See this link:
http://www.contactandcoil.com/patterns-of-ladder-logic-programming/
Read them in this order: Input Map pattern; Seal-in pattern; Start/Stop Circuit pattern; State Coil/Fault Coil pattern.
The point of reading the Input Map pattern is to understand the basic pattern is "If the input logic evaluates to True, then assign a 1 to the output element; if the input logic evaluates to False
The points of the Seal-in pattern are to understand that
- two elements in parallel implement (encapsulate) a logical OR;
- the result of two instructions ORed in the Seal-in pattern reduce to the "input logic" of the Input Map pattern.
- digital PLCs evaluate logic in time, and understanding the that the scan cycle (usually) operates on a snapshot of the process in time. So read value of the seal-in tag in the XIC/Normally Open contact (usually) represents what the value of that tag was at the time of the end of the previous scan cycle, and the assigned value of the seal-in tag in the OTE/Output coil represents what the value will be at the time of the end of the current scan cycle.
The point of the Start/Stop Circuit and State Coil/Fault Coil Circuit patterns is to understand that
- two elements in series implement (encapsulate) a logical AND;
- the result of three instructions ORed and ANDed in the Start/Stop Circuit or State Coil/Fault Coil Circuit pattern reduce to the "input logic" of the Input Map pattern.

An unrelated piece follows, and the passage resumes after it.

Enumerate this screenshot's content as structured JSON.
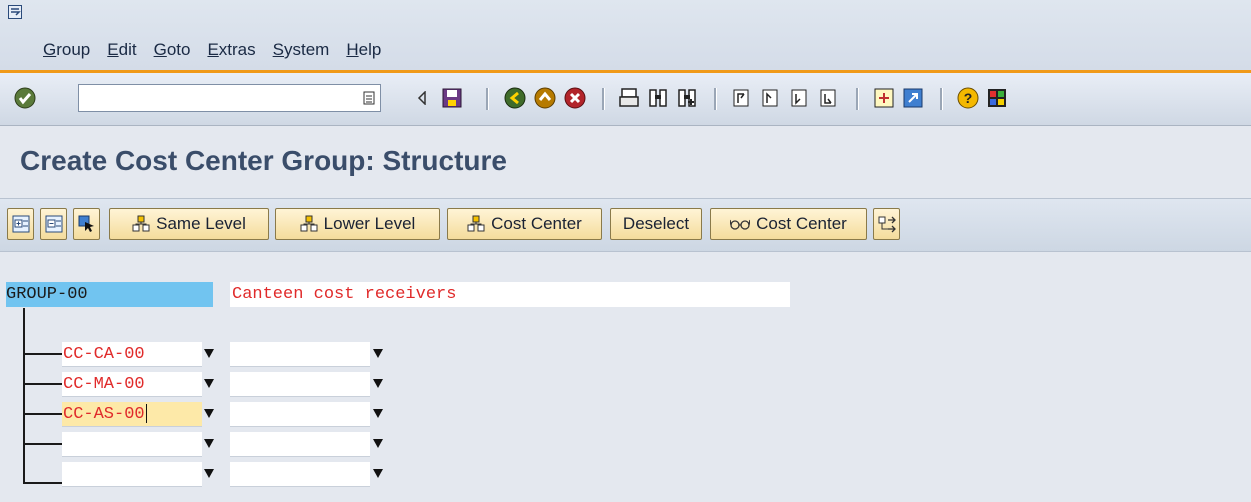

Getting back the original query, and ignoring the GL/RL interaction, two Start/Stop Circuit Patterns are needed:
- One Start/Stop Circuit pattern for GL:
- PB 1 is the tag of the Start element
- PB 3 is the tag of the Stop element
- GL is the tag of the Run and Seal-in elements
- One Start/Stop Circuit patter for RL:
- PB2 is the tag of the Start element
- PB 3 is the tag of the Stop element
- RL is the tag of the Run and Seal-in elements
I leave it to the OP to figure out which types of contacts, XIC/Normally Open or XIO/Normally Closed, go with each tag.

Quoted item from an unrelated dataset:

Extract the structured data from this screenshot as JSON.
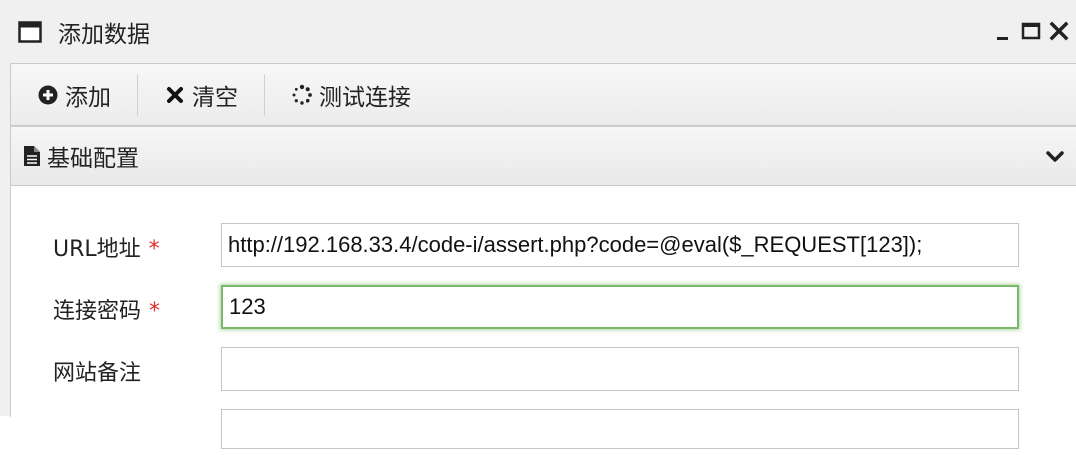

With that done, pressing PB 1 will put a value of 1 GL, and GL will remain 1 if PB 1 is released, at least until PB 3 is pressed. Likewise for PB 2, PB 3, and RL.
So the only thing to add is how to implement the value RL not becoming 1 when PB 2 is pressed unless the value of GL is already 1.

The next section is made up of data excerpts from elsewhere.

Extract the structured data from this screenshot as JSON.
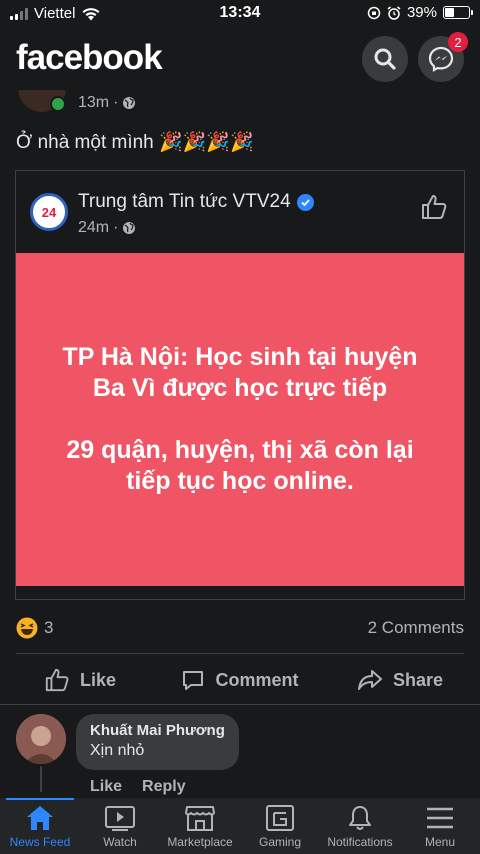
{
  "status": {
    "carrier": "Viettel",
    "time": "13:34",
    "battery_percent": "39%",
    "battery_level": 0.39
  },
  "header": {
    "logo": "facebook",
    "messenger_badge": "2"
  },
  "post": {
    "time": "13m",
    "text": "Ở nhà một mình 🎉🎉🎉🎉"
  },
  "shared": {
    "page_name": "Trung tâm Tin tức VTV24",
    "avatar_text": "24",
    "time": "24m",
    "headline_line1": "TP Hà Nội: Học sinh tại huyện Ba Vì được học trực tiếp",
    "headline_line2": "29 quận, huyện, thị xã còn lại tiếp tục học online."
  },
  "reactions": {
    "count": "3",
    "comments": "2 Comments"
  },
  "actions": {
    "like": "Like",
    "comment": "Comment",
    "share": "Share"
  },
  "comment": {
    "author": "Khuất Mai Phương",
    "text": "Xịn nhỏ",
    "like": "Like",
    "reply": "Reply"
  },
  "nav": {
    "items": [
      {
        "label": "News Feed",
        "icon": "home-icon"
      },
      {
        "label": "Watch",
        "icon": "watch-icon"
      },
      {
        "label": "Marketplace",
        "icon": "marketplace-icon"
      },
      {
        "label": "Gaming",
        "icon": "gaming-icon"
      },
      {
        "label": "Notifications",
        "icon": "bell-icon"
      },
      {
        "label": "Menu",
        "icon": "menu-icon"
      }
    ]
  },
  "colors": {
    "accent": "#2d88ff",
    "headline_bg": "#f05565",
    "background": "#18191a"
  }
}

- If RL is 0, then RL will remain 0 if EITHER PB 2 is 0 OR GL is 0
- Expressed another, but equivalent, way (cf. De Morgan),
- RL becomes 1 if BOTH PB 3 is 1 AND GL is 1 (assuming PB 3 is not pressed).
So the trick is, given the understanding provided by the circuit patterns shown at the beginning of this post, how to implement that last statement (i.e. the one in blue and red). Hint: only the Start portion of the RL rung needs to be changed.